GoodNewsNetwork reports that the animal lover donated £25,000 ($32,640) to the Humane Society to support its mission to shut down a dog meat farm in South Korea. As a result of the generous act, animal rescuers will be saving over 200 dogs from the farm. The canines will then be transported to shelters in the US, Canada, the UK, and the Netherlands. The goal is to adopt them out to loving homes.
Amazing news! @SimonCowell has generously donated £25,000 to our rescue appeal to help us close our 13th #dogmeat farm in #SouthKorea & save 200+ dogs! We are so grateful to Simon (pictured here with rescue Bindi) and @syco 🙏🏻 it means the world to us! https://t.co/GJR7Zn7Oa1 pic.twitter.com/oAJGPZ5Gle
— HSI United Kingdom (@HSIUKorg) September 27, 2018
Not long after Cowell’s heartwarming act made headlines, fans decided to match his donation.

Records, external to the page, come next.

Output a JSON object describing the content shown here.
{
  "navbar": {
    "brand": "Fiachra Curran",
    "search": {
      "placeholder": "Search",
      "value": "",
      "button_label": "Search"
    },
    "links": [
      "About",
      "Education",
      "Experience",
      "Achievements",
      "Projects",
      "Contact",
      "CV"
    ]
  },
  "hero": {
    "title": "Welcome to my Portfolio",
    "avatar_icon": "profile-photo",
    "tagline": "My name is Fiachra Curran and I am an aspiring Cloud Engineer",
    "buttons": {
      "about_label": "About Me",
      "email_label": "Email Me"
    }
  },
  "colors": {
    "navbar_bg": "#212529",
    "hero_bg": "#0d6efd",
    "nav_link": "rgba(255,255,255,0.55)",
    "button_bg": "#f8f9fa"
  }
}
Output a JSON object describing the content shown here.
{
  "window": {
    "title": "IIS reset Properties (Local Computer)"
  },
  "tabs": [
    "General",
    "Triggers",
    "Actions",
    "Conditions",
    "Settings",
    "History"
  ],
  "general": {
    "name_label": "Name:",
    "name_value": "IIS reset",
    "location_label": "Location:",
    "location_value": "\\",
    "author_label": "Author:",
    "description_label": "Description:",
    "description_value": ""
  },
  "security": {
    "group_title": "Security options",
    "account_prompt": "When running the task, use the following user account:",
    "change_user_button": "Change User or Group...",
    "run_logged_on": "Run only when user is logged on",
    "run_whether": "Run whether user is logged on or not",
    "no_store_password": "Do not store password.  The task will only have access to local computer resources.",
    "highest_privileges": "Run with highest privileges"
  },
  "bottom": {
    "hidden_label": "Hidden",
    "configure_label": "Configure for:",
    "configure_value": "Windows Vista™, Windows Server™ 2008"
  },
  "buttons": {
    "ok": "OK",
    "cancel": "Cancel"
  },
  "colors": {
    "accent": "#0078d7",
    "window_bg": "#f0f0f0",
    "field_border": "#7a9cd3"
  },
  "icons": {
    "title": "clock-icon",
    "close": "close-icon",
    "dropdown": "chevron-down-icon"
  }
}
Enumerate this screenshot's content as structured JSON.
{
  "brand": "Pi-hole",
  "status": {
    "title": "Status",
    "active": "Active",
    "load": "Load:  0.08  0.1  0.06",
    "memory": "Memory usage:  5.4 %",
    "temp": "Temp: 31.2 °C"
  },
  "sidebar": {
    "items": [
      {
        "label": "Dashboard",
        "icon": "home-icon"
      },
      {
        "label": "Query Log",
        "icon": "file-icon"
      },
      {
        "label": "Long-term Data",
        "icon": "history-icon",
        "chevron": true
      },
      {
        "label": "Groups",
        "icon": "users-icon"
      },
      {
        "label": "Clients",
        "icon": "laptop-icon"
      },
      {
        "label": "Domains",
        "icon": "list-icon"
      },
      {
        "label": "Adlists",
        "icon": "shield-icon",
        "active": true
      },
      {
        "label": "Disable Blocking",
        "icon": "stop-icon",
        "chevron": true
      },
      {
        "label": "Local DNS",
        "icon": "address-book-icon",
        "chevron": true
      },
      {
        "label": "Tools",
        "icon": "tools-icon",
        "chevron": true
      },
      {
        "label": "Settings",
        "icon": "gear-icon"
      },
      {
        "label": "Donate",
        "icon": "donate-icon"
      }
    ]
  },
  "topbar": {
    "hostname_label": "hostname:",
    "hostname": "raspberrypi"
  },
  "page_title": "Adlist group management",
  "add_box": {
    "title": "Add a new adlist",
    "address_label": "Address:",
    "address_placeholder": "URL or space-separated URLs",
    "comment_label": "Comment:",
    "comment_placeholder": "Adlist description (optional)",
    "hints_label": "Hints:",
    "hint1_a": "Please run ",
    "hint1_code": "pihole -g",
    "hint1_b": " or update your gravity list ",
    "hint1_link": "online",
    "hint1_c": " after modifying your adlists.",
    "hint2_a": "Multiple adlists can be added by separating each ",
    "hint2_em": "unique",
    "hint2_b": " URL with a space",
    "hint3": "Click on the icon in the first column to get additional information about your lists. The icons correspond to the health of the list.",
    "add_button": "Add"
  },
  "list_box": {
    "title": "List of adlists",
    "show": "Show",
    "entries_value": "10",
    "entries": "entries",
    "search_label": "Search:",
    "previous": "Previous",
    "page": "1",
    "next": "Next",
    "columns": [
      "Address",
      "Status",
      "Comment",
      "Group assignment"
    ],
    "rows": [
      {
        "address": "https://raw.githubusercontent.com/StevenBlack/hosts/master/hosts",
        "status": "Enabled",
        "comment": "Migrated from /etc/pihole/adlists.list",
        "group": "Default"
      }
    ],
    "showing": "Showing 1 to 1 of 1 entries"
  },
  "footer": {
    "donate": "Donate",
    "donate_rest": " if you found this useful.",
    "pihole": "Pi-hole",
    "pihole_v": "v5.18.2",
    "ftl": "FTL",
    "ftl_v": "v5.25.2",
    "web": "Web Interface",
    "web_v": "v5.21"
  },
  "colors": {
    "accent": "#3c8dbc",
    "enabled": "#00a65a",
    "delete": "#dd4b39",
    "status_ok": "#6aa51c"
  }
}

“Simon’s generous donation means the world to us, and provides a huge boost to our appeal to close this horrendous dog meat farm,” said HSI UK Executive Director Claire Bass in a statement. “More than 200 dogs are languishing in the most appalling conditions, but we have a real chance to save them. These poor dogs have had the worst lives so far, so we’re desperate to get them out of those dreadful cages and show them love, soft beds and loving arms for the first time in their lives.”
This is the 13th dog meat farm that the Humane Society has closed. So far, over 1,400 dogs have been rescued. Each time a dog meat farm is shut down, the organization works with the meat farms to launch a new career in more humane fields. Mushroom and chili farming are some of the most popular career paths.
Activists’ efforts are making a difference. Due to the increased conversation about the ethics of consuming canines, 70 percent of South Koreans now refuse to eat dog meat. This is encouraging because though the nation has not yet banned the consumption of dog meat, the majority of the populace now eschews the “delicacy.”